A New Orleans burlesque gloss smeared lovingly over The Sexy Brutale, its art and music are wonderful. From character costumes to drapery, décor to peppy tunes, a French Quarter vibe oozes through the game like voodoo smoke. The motif slightly exaggerated in style, the step or two from reality adds a sense of fun and enjoyment to a game that, had it been straight-forward attempt to portray reality, would not have been as relatable. Developers understanding the word enjoyment, The Sexy Brutale entertains with panache.

Nevertheless, The Sexy Brutale is one of those games whose mechanics seems to have sprung into inception prior to story. Another way of saying this is, story is adapted to mechanics rather than vice versa. Where the running, gunning, and platforming of games like Tomb Raider or Uncharted flow naturally from their premises, a mask wearing priest tasked with reversing time to stop a series of murders feels more like evening television than it does something derived from a natural wellspring of idea—a fact compounded by the truly convoluted manner in which the game’s story concludes itself. Any gamer must suspend disbelief to play, but The Sexy Brutale requires the destruction of it. This sounds like criticism, but it’s not intended to be, rather an observation given the integration of art and music ensures gamers have no problems setting aside any perceived need for narrative coherence to puzzle out the murders.

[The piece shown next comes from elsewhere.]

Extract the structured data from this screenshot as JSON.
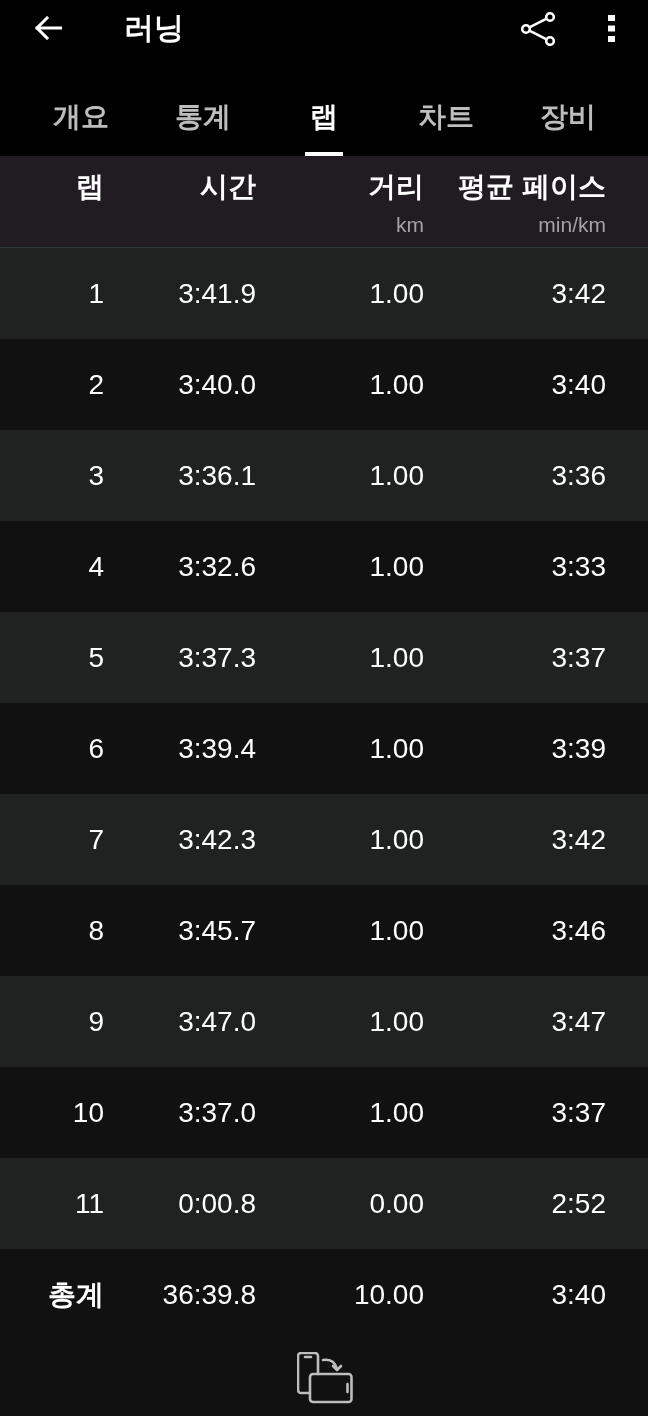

In the end, The Sexy Brutale is one of those indie puzzlers that sets the eyes glowing with its delightful art and design and the brain tingling for the unique nature of its riddles. Puzzle solving developed naturally with each murder “thwarted”, they nevertheless get harder and harder. The first few may take 30-60 minutes each, whereas the final two or three will take more than an hour. The story laid on top of the time-loop mechanism may not amount to much, but the joy of solving the puzzles, experiencing the synergy of soundtrack and mansion motif means there are no issues settling into this sexy brutale.